Moon Landscape (Picture: courtesy of Yad Vashem Holocaust Martyrs' and Heroes' Remembrance Authority)
A copy of the moonscape was destroyed in the shuttle disaster (Picture: Yad Vashem)
A new postage stamp featuring a drawing by a Jewish boy who was murdered at Auschwitz is to be unveiled in Prague on Thursday.

The drawing, by Prague schoolboy Petr Ginz, depicts a view of the Earth as imagined from the Moon.

As a boy, he was obsessed with science and space travel, and drew his now famous Moon Landscape aged 14.

The black-and-white pencil drawing shows mountains on the Moon with the Earth shining far away in the distance.

The artwork was drawn in 1942-1944, when Petr was imprisoned in the Theresienstadt ghetto.

Petr was later sent to Auschwitz and killed. The drawing, now immortalised on a postage stamp, betrays the boy's dreams of escaping the ghetto walls that confined him.
Petr Ginz (Picture courtesy of Yad Vashem Holocaust Martyrs' and Heroes' Remembrance Authority)
Petr dreamed of going into space (Picture: Yad Vashem)

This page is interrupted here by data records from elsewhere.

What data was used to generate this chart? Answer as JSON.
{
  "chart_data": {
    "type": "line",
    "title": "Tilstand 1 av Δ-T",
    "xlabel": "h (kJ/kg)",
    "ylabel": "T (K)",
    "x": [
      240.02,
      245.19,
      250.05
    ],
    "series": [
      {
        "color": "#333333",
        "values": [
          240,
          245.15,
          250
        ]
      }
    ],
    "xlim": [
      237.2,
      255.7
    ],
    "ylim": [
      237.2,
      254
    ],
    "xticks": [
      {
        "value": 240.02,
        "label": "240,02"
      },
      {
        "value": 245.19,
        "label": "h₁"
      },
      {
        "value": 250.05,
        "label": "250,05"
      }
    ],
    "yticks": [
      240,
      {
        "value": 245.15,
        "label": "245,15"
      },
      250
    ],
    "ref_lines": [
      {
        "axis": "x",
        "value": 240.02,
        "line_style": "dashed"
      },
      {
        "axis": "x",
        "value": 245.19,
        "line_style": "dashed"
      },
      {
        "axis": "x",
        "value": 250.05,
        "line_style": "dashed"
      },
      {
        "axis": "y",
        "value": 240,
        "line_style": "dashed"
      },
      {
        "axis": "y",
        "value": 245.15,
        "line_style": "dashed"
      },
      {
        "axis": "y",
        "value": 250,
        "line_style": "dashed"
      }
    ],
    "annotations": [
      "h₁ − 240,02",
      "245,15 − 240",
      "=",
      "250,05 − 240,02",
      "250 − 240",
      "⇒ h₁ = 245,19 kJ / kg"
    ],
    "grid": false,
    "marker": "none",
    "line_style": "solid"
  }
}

But there is an extra poignancy to this story. Two years ago, Israel's first astronaut, Ilan Ramon, took a copy of the drawing on board the ill-fated Columbia space shuttle.

Ramon, whose mother survived Auschwitz, was killed when the shuttle exploded on returning to Earth.

The postage stamp is a tribute both to a schoolboy who dreamed of travelling through space and an astronaut whose own dreams ended in tragedy.